According to NASA's Jet Propulsion Laboratory, Mars has been slowly moving toward the east this year. This is typical for Mars, however, at the end of October, Mars appears to reverse its course. Over the next three months, from November to late January, Mars moves toward the west each night. This is known as the retrograde motion of Mars. Near the end of January, it reverses direction again, and continues its eastward journey.
This happens about every two years and it really threw early observers for a loop! Even today, it garners a lot of attention from sky gazers and astrologists. Mercury's retrograde is the most noted/notorious of the planets, but many astrology fans believe the retrograde of planets can impact mood, energy and actions.
Why is the Mars retrograde happening?
Earth and Mars are on these roughly circular paths around the Sun, like cars on a racetrack.
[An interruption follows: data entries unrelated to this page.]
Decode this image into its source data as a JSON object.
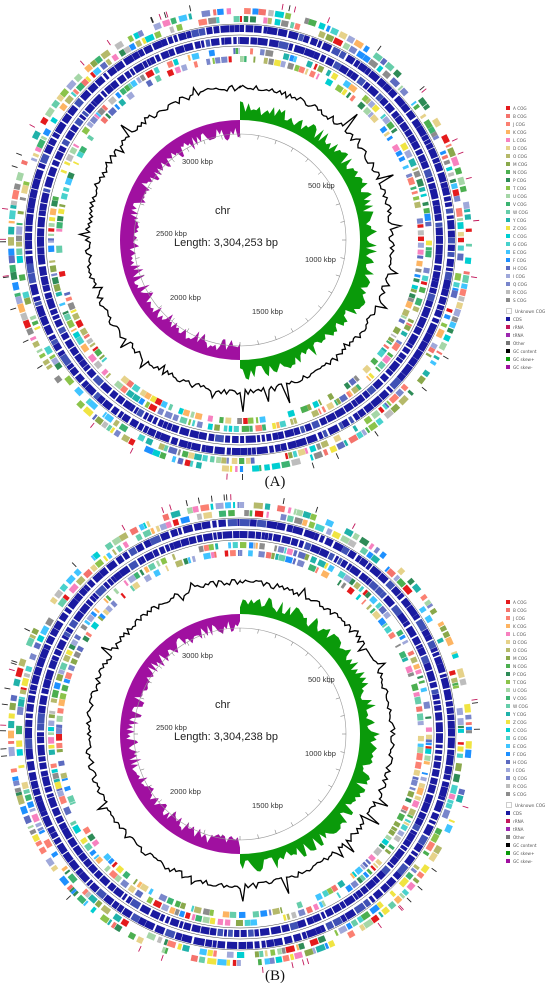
{
  "panels": [
    {
      "label": "(A)",
      "chromosome": "chr",
      "length_text": "Length: 3,304,253 bp",
      "scale_labels": [
        "500 kbp",
        "1000 kbp",
        "1500 kbp",
        "2000 kbp",
        "2500 kbp",
        "3000 kbp"
      ]
    },
    {
      "label": "(B)",
      "chromosome": "chr",
      "length_text": "Length: 3,304,238 bp",
      "scale_labels": [
        "500 kbp",
        "1000 kbp",
        "1500 kbp",
        "2000 kbp",
        "2500 kbp",
        "3000 kbp"
      ]
    }
  ],
  "legend": {
    "cog_categories": [
      {
        "label": "A COG",
        "color": "#e41a1c"
      },
      {
        "label": "B COG",
        "color": "#f4736c"
      },
      {
        "label": "J COG",
        "color": "#fb8072"
      },
      {
        "label": "K COG",
        "color": "#fdb462"
      },
      {
        "label": "L COG",
        "color": "#f781bf"
      },
      {
        "label": "D COG",
        "color": "#e6d28a"
      },
      {
        "label": "O COG",
        "color": "#b5b96a"
      },
      {
        "label": "M COG",
        "color": "#8aa84b"
      },
      {
        "label": "N COG",
        "color": "#4caf50"
      },
      {
        "label": "P COG",
        "color": "#2e8b57"
      },
      {
        "label": "T COG",
        "color": "#8bc34a"
      },
      {
        "label": "U COG",
        "color": "#a5d6a7"
      },
      {
        "label": "V COG",
        "color": "#3cb371"
      },
      {
        "label": "W COG",
        "color": "#66cdaa"
      },
      {
        "label": "Y COG",
        "color": "#20b2aa"
      },
      {
        "label": "Z COG",
        "color": "#f0e442"
      },
      {
        "label": "C COG",
        "color": "#00ced1"
      },
      {
        "label": "G COG",
        "color": "#48d1cc"
      },
      {
        "label": "E COG",
        "color": "#40c4ff"
      },
      {
        "label": "F COG",
        "color": "#1e90ff"
      },
      {
        "label": "H COG",
        "color": "#5c6bc0"
      },
      {
        "label": "I COG",
        "color": "#9fa8da"
      },
      {
        "label": "Q COG",
        "color": "#7986cb"
      },
      {
        "label": "R COG",
        "color": "#bdbdbd"
      },
      {
        "label": "S COG",
        "color": "#8c8c8c"
      }
    ],
    "feature_types": [
      {
        "label": "Unknown COG",
        "color": "#ffffff"
      },
      {
        "label": "CDS",
        "color": "#1a1aa0"
      },
      {
        "label": "rRNA",
        "color": "#c2185b"
      },
      {
        "label": "tRNA",
        "color": "#9c27b0"
      },
      {
        "label": "Other",
        "color": "#777777"
      },
      {
        "label": "GC content",
        "color": "#000000"
      },
      {
        "label": "GC skew+",
        "color": "#0a9a0a"
      },
      {
        "label": "GC skew-",
        "color": "#a010a0"
      }
    ]
  },
  "colors": {
    "cds_dark": "#1a1aa0",
    "skew_plus": "#0a9a0a",
    "skew_minus": "#a010a0",
    "gc_content": "#000000"
  }
}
Earth is on the inner, faster track. About every 26 months, we overtake Mars, which is moving slower in its orbit. During that period when we're passing Mars, and before we round the bend in our orbit to pull away from it, we see Mars in retrograde, appearing to change direction, even though it's still moving forward in its own orbit.
So take note of Mars over the next few months, as it appears to reverse course. Note how its position changes with respect to Betelgeuse, Aldebaran and the Pleiades over the weeks, and you'll be witnessing what was once a source of intense curiosity for astronomers, but which we now know is just a sign of two planets passing in the night.